11.11.03

DA IMPOSSIBILIDADE DE UM BUÑUEL BRASILEIRO

Se don Luis, "ateu graças a Deus", tivesse nascido no Bananão, jamais conseguiria se tornar um cineasta importante -daria, quando muito, um razoável diretor de videoclipes para a Conspiração. A explicação é simples: surrealismo, cinematográfico ou de outro tipo, depende do contraste com uma realidade mais ou menos ordenada. Ora, o Brasil-sil-sil já é surrealista. Dêem uma espiada nos tipos que freqüentam o Congresso ou leiam a Caras. Diante disso, Buñuel, Breton, Aragon e todos os outros são sub-realistas, uns branquelos europeus sem imaginação e sem graça.

Peguem, por exemplo, "O Anjo Exterminador". Nesse filme, o dono de uma mansão e seus convidados para um jantar são incapazes de sair da casa -embora, aparentemente, nada os impeça- e vão, pouco a pouco, se animalizando. No Bananão, esse é um enredo tão banal que chega a ser água-com-açúcar: quem quer que tenha ido a um concerto na Sala São Paulo (ou, como o Amarar, à festa de entrega do prêmio Portugal Telecom) já testemunhou cenas de selvageria muito piores na corrida ao estacionamento ou na disputa pelo salmão defumado. Darwinismo em ação é isso aí.

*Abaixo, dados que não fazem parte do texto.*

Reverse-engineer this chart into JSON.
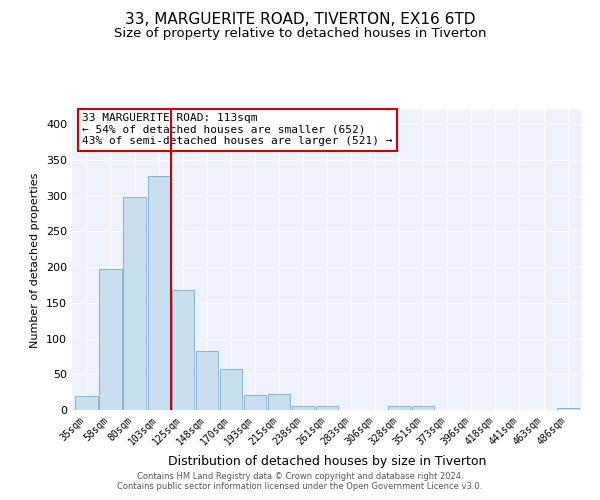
{
  "title": "33, MARGUERITE ROAD, TIVERTON, EX16 6TD",
  "subtitle": "Size of property relative to detached houses in Tiverton",
  "xlabel": "Distribution of detached houses by size in Tiverton",
  "ylabel": "Number of detached properties",
  "categories": [
    "35sqm",
    "58sqm",
    "80sqm",
    "103sqm",
    "125sqm",
    "148sqm",
    "170sqm",
    "193sqm",
    "215sqm",
    "238sqm",
    "261sqm",
    "283sqm",
    "306sqm",
    "328sqm",
    "351sqm",
    "373sqm",
    "396sqm",
    "418sqm",
    "441sqm",
    "463sqm",
    "486sqm"
  ],
  "values": [
    20,
    197,
    298,
    328,
    168,
    82,
    57,
    21,
    23,
    5,
    6,
    0,
    0,
    5,
    5,
    0,
    0,
    0,
    0,
    0,
    3
  ],
  "bar_color": "#c8dff0",
  "bar_edge_color": "#8ab4cc",
  "vline_color": "#cc0000",
  "vline_x_idx": 3.5,
  "annotation_text": "33 MARGUERITE ROAD: 113sqm\n← 54% of detached houses are smaller (652)\n43% of semi-detached houses are larger (521) →",
  "annotation_box_color": "white",
  "annotation_box_edge": "#cc0000",
  "ylim": [
    0,
    420
  ],
  "yticks": [
    0,
    50,
    100,
    150,
    200,
    250,
    300,
    350,
    400
  ],
  "footer_line1": "Contains HM Land Registry data © Crown copyright and database right 2024.",
  "footer_line2": "Contains public sector information licensed under the Open Government Licence v3.0.",
  "bg_color": "#eef2fa",
  "title_fontsize": 11,
  "subtitle_fontsize": 9.5,
  "grid_color": "#ffffff",
  "tick_fontsize": 7,
  "ylabel_fontsize": 8,
  "xlabel_fontsize": 9
}
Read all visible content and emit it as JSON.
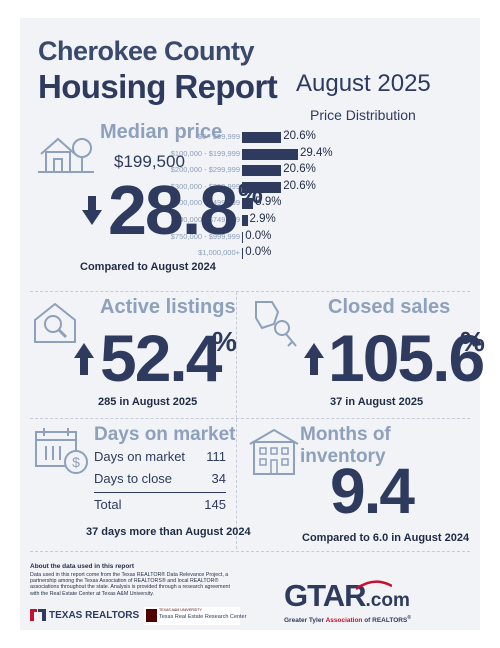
{
  "header": {
    "county": "Cherokee County",
    "report": "Housing Report",
    "month": "August 2025"
  },
  "price_distribution": {
    "title": "Price Distribution",
    "chart_data": {
      "type": "bar",
      "orientation": "horizontal",
      "title": "Price Distribution",
      "categories": [
        "$0 - $99,999",
        "$100,000 - $199,999",
        "$200,000 - $299,999",
        "$300,000 - $399,999",
        "$400,000 - $499,999",
        "$500,000 - $749,999",
        "$750,000 - $999,999",
        "$1,000,000+"
      ],
      "values": [
        20.6,
        29.4,
        20.6,
        20.6,
        5.9,
        2.9,
        0.0,
        0.0
      ],
      "value_labels": [
        "20.6%",
        "29.4%",
        "20.6%",
        "20.6%",
        "5.9%",
        "2.9%",
        "0.0%",
        "0.0%"
      ],
      "unit": "%",
      "bar_color": "#2e3b5e"
    }
  },
  "median_price": {
    "title": "Median price",
    "value": "$199,500",
    "change": "28.8",
    "pct": "%",
    "direction": "down",
    "note": "Compared to August 2024"
  },
  "active_listings": {
    "title": "Active listings",
    "change": "52.4",
    "pct": "%",
    "direction": "up",
    "note": "285 in August 2025"
  },
  "closed_sales": {
    "title": "Closed sales",
    "change": "105.6",
    "pct": "%",
    "direction": "up",
    "note": "37 in August 2025"
  },
  "days_on_market": {
    "title": "Days on market",
    "rows": [
      {
        "label": "Days on market",
        "value": "111"
      },
      {
        "label": "Days to close",
        "value": "34"
      }
    ],
    "total_label": "Total",
    "total_value": "145",
    "note": "37 days more than August 2024"
  },
  "months_inventory": {
    "title": "Months of inventory",
    "value": "9.4",
    "note": "Compared to 6.0 in August 2024"
  },
  "footer": {
    "about_title": "About the data used in this report",
    "about_text": "Data used in this report come from the Texas REALTOR® Data Relevance Project, a partnership among the Texas Association of REALTORS® and local REALTOR® associations throughout the state. Analysis is provided through a research agreement with the Real Estate Center at Texas A&M University.",
    "texas_realtors": "TEXAS REALTORS",
    "tamu_small": "TEXAS A&M UNIVERSITY",
    "research_center": "Texas Real Estate Research Center",
    "gtar_logo": "GTAR",
    "gtar_dotcom": ".com",
    "gtar_name_prefix": "Greater Tyler ",
    "gtar_name_assoc": "Association",
    "gtar_name_suffix": " of REALTORS",
    "gtar_reg": "®",
    "colors": {
      "navy": "#2e3b5e",
      "steel": "#8da0bc",
      "red": "#c8102e",
      "maroon": "#500000"
    }
  }
}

Para Buñuel, escritores de "segundo time" como Hemingway só faziam sucesso devido à hegemonia cultural e política dos EUA. Mas o próprio cineasta deve sua fama ao fato de ter nascido na Espanha. Aqui, humilhado pela realidade, não passaria da direção de clipes para os engraçadinhos do Bidê ou Balde. E olhe lá.